In a letter sent to every team racing the Tour de France and Tour de France Femmes avec Zwift, the UCI’s Head of Road and Innovation, Mick Rogers, politely requested that teams cease to use sleeved number fixation systems like the one produced by NoPinz. The issue is visibility, as the sleeved systems can make it more difficult to read rider numbers.

The letter, obtained by CyclingTips, strikes an interesting balance between apologetic and stern. Rogers “kindly requests” that during all road stages “rider numbers are fixed on the outer layer of the jersey/skinsuit and not placed in pin-less number fixation systems/pockets.” There is no threat of additional consequences for teams that do not comply, and an exception is made for time trials, including the prologue in Copenhagen next week.

The letter goes on to list the relevant UCI rules:

Article 1.3.029: “No item of clothing may hide the lettering on the jersey or the rider’s identification number, particularly in competition and at official ceremonies.”

Article 1.3.076: “Riders shall ensure that their identification number is visible and legible at all times. The identification number shall be well fixed and may not be folded or altered.”

The number sleeves stick to a jersey or shorts and hold a rider’s race number inside. They have gained popularity in recent years alongside the rise of the road-stage skinsuit and an ever-increasing focus on aerodynamic efficiency. The century-old tradition of pinning a number to one’s rear pockets before each race day has slowly given way to a peel-and-stick approach that can result in modest aerodynamic gains albeit at immeasurable cost to one’s style and self-worth. It’s a tradeoff more and more pros are willing to make.

A flapping number, as any amateur racer can tell you, can be the difference between a sure victory and ignominious defeat.

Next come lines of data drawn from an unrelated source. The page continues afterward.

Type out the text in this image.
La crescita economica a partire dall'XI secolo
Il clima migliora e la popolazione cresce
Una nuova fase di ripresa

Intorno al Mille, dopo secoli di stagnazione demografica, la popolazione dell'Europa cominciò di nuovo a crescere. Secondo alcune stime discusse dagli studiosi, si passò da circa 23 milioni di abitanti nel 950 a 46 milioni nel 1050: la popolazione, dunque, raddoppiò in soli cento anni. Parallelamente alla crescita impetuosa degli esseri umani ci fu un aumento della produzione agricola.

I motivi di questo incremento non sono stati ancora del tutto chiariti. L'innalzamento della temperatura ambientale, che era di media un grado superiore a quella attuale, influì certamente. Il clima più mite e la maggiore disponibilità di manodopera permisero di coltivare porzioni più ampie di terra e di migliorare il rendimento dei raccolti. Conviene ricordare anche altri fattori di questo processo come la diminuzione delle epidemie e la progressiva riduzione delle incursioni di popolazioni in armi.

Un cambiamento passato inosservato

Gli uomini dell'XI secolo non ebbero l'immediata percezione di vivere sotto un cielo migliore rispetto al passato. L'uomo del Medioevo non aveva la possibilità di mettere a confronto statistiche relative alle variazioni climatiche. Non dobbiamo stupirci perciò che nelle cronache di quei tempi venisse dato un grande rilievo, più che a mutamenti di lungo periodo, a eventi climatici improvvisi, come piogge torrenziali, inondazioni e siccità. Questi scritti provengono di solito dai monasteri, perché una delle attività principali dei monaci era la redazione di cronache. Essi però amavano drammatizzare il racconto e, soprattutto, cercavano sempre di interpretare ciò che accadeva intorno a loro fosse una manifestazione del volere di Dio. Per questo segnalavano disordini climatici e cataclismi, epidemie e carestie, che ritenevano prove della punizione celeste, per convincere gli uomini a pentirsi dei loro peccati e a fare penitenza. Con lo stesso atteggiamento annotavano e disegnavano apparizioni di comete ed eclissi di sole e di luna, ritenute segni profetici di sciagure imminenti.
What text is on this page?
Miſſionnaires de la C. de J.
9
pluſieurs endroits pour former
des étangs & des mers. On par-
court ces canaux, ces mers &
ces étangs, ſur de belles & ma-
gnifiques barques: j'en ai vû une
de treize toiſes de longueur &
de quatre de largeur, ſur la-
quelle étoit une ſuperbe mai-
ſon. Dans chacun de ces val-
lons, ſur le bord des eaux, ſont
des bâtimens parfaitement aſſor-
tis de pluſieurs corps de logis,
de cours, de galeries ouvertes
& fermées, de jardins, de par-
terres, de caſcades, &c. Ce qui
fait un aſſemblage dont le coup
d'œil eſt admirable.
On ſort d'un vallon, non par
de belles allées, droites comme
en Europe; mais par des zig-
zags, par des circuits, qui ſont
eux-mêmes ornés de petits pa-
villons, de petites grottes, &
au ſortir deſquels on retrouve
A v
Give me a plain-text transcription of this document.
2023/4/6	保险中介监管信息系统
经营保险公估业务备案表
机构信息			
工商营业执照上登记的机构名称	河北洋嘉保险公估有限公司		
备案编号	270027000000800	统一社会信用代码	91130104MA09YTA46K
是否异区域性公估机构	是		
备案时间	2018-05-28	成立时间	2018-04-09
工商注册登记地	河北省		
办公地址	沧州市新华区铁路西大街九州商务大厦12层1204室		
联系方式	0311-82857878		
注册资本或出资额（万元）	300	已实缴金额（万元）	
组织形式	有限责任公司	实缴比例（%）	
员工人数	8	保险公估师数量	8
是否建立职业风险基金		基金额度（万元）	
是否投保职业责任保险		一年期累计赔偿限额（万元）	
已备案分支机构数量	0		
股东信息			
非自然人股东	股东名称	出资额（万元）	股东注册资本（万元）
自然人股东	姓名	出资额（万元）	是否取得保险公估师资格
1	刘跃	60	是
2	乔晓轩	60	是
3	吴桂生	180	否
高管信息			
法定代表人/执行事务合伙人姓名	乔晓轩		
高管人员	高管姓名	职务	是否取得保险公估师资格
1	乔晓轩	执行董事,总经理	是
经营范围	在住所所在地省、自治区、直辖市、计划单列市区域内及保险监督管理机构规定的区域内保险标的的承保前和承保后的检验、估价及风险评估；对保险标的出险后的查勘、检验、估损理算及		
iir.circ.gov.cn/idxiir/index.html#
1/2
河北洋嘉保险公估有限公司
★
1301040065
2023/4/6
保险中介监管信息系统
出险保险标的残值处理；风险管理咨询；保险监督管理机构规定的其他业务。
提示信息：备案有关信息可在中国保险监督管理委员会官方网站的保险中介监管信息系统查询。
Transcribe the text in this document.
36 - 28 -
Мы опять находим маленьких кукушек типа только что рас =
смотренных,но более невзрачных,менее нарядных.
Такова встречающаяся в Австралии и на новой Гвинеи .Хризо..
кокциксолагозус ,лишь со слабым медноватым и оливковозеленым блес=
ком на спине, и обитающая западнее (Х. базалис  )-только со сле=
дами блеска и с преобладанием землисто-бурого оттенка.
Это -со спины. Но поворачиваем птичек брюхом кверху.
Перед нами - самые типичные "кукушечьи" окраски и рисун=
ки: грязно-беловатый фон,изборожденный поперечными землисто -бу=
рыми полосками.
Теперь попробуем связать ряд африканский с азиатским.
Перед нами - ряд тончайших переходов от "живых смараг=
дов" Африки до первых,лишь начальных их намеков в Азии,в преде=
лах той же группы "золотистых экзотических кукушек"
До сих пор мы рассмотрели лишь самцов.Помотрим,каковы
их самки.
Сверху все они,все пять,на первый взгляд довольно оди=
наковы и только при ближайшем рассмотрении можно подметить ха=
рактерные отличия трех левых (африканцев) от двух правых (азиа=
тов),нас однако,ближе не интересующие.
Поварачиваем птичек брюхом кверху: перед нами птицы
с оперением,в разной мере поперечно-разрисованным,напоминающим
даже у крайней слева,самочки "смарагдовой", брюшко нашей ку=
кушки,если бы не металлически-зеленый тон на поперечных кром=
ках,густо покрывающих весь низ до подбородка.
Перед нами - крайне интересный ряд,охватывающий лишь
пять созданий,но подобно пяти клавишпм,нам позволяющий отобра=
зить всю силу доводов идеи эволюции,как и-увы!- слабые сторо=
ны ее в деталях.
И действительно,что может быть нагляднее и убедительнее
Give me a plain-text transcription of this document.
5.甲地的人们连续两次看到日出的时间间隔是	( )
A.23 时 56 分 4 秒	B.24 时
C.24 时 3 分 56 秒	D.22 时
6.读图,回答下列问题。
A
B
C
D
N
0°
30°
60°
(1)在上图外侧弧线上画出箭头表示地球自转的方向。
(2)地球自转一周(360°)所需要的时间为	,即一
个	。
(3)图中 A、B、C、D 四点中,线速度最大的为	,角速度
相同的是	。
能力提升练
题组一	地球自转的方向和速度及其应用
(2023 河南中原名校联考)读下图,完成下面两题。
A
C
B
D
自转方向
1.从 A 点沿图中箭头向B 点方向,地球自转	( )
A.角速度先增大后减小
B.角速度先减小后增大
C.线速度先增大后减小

The UCI’s issue with the sleeves is that they can be difficult to see through in the wrong light and the numbers can get crumpled inside them, making the number hard to read.

“Several cycling stakeholders (UCI commissaires, Race Organisers, Cycling Media and Fans) have raised their concerns about the lack of visibility of rider numbers placed in pin- less number fixation systems/pockets (NoPinz and similar),” the letter reads.

The UCI is currently discussing an alternative number fixation system, according to the letter. Perhaps this sticky number pocket scourge is the impetus needed for permanent rider numbers.